O termo inicial é marcado pela notificação da decisão recorrida (art. 638/1 do CPC).
Quando as partes estão representadas por advogado, seja constituído, através da celebração de um contrato de mandato judicial, exteriorizado através da procuração, seja nomeado, no quadro do apoio judiciário, as notificações judiciais são feitas, em regra, na pessoa do representante, independentemente de o patrocínio ser obrigatório ou facultativo, conforme resulta do n.º 1 do art. 247 do CPC. Apenas assim não sucede quando se trate de ato cuja notificação a lei imponha que seja feita pessoalmente à parte (representado).
De acordo com o n.º 1 do art. 248 do CPC, tais notificações observam “a via eletrónica nos termos definidos na portaria prevista no n.º 2 do artigo 132.º, devendo o sistema de informação de suporte à atividade dos tribunais certificar a data da elaboração da notificação, presumindo-se esta feita no terceiro dia posterior ao do seu envio, ou no primeiro dia útil seguinte a esse, quando o não seja.”

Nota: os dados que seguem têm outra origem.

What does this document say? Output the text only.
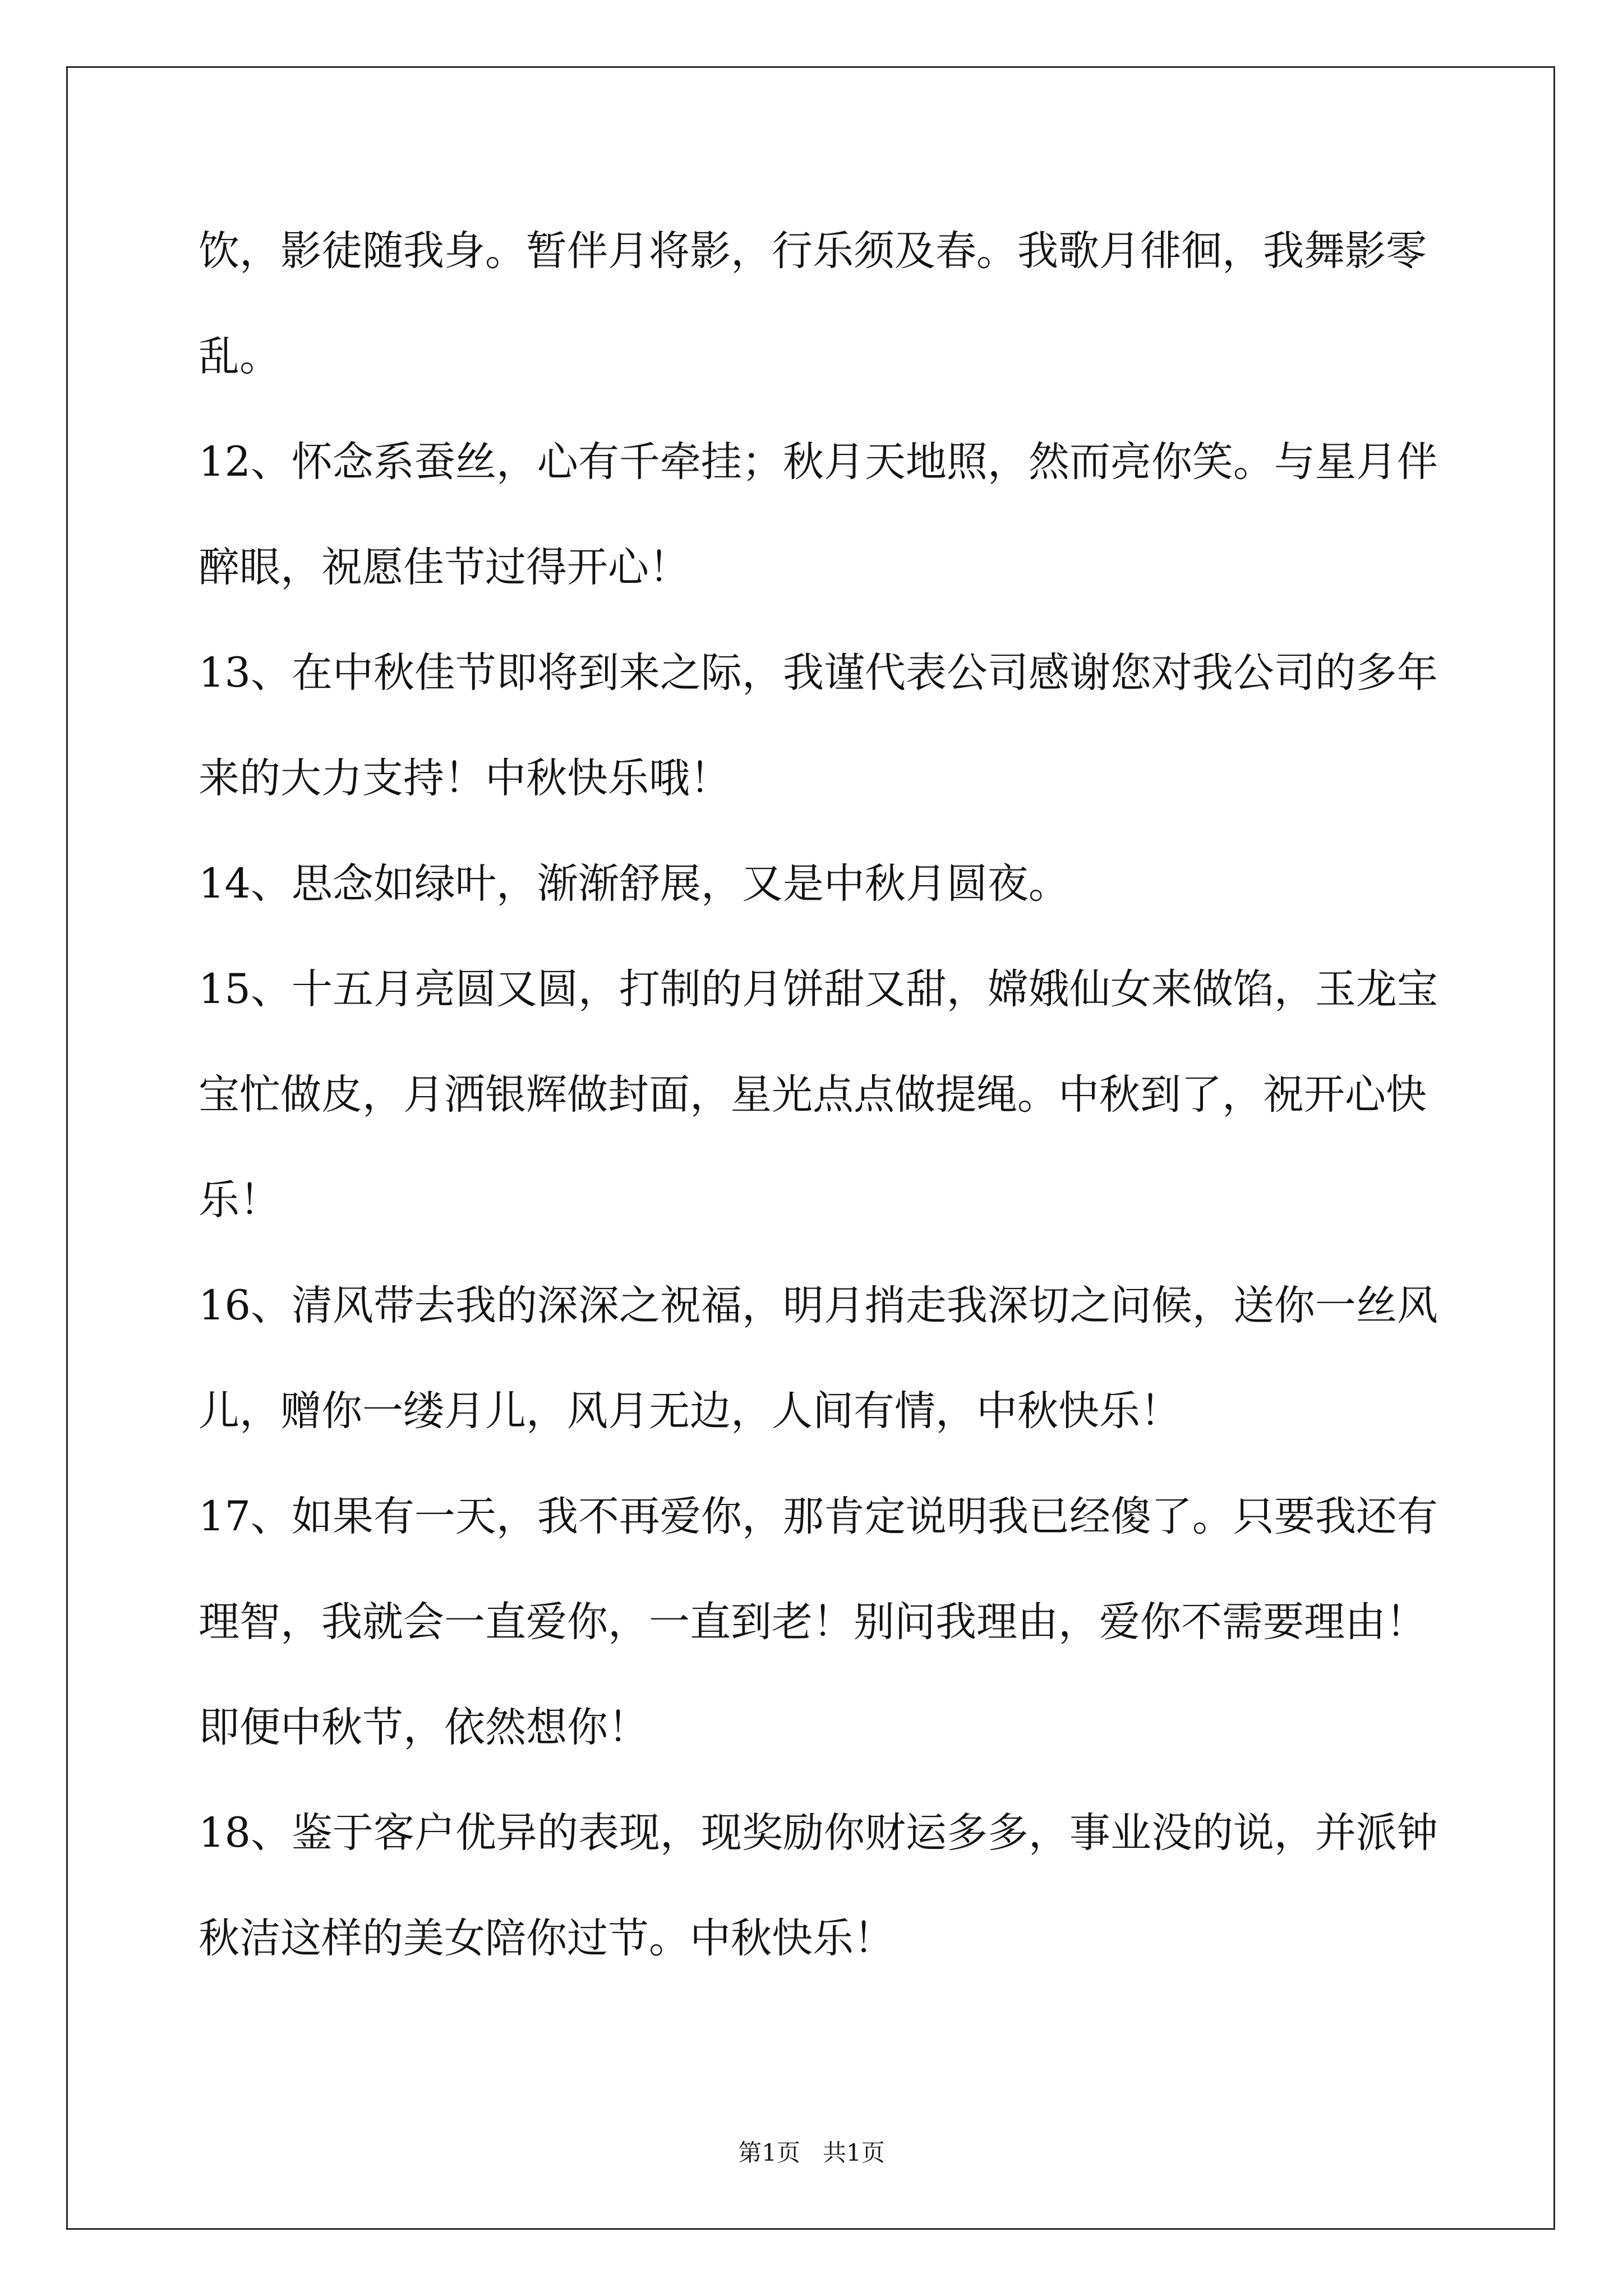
饮，影徒随我身。暂伴月将影，行乐须及春。我歌月徘徊，我舞影零
乱。
12、怀念系蚕丝，心有千牵挂；秋月天地照，然而亮你笑。与星月伴
醉眼，祝愿佳节过得开心！
13、在中秋佳节即将到来之际，我谨代表公司感谢您对我公司的多年
来的大力支持！中秋快乐哦！
14、思念如绿叶，渐渐舒展，又是中秋月圆夜。
15、十五月亮圆又圆，打制的月饼甜又甜，嫦娥仙女来做馅，玉龙宝
宝忙做皮，月洒银辉做封面，星光点点做提绳。中秋到了，祝开心快
乐！
16、清风带去我的深深之祝福，明月捎走我深切之问候，送你一丝风
儿，赠你一缕月儿，风月无边，人间有情，中秋快乐！
17、如果有一天，我不再爱你，那肯定说明我已经傻了。只要我还有
理智，我就会一直爱你，一直到老！别问我理由，爱你不需要理由！
即便中秋节，依然想你！
18、鉴于客户优异的表现，现奖励你财运多多，事业没的说，并派钟
秋洁这样的美女陪你过节。中秋快乐！
第1页   共1页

Assim, a data da elaboração da notificação é certificada pela plataforma Citius e presume-se que foi feita no terceiro dia posterior ao do seu envio, ou no primeiro dia útil seguinte a esse, quando o não seja (n.º 1, 2.ª parte). A notificação presume-se realizada no terceiro dia posterior ao do seu envio, mesmo que este ocorra em férias judiciais, dado que aquele dia não marca o fim de um prazo dilatório, mas antes o momento em que opera a presunção (RC 13.12.2023, 296/04.9TBPMS-H.C1, Vítor Amaral).
Trata-se de uma presunção ilidível pela prova do contrário (art. 350/2 do Código Civil), mais concretamente pela prova de que a notificação se deve considerar efetuada em data posterior. No dizer de Miguel Teixeira de Sousa (CPC Online, CPC: art. 130.º a 361.º, Versão de 2024/09, p. 127), “a presunção pode ser ilidida pela parte que é destinatária da notificação (eventualmente, para alargamento de um prazo que tem o ónus de cumprir), mas não pode ser ilidida pela parte que não é a destinatária da notificação (nomeadamente, para encurtar um prazo relativo à prática de um ato pela outra parte).”
Já se as partes não estiverem representadas por advogado, tem aplicação o disposto no n.º 1 do art. 249 do CPC, onde se diz que “as notificações são efetuadas nos termos previstos no n.º 5 do artigo 219.º, quando aplicável, ou por carta registada, dirigida para a sua residência ou sede ou para o domicílio escolhido para o efeito de as receber, presumindo-se, nestes casos, feita no terceiro dia posterior ao do registo da carta ou no primeiro dia útil seguinte a esse, quando o não seja.”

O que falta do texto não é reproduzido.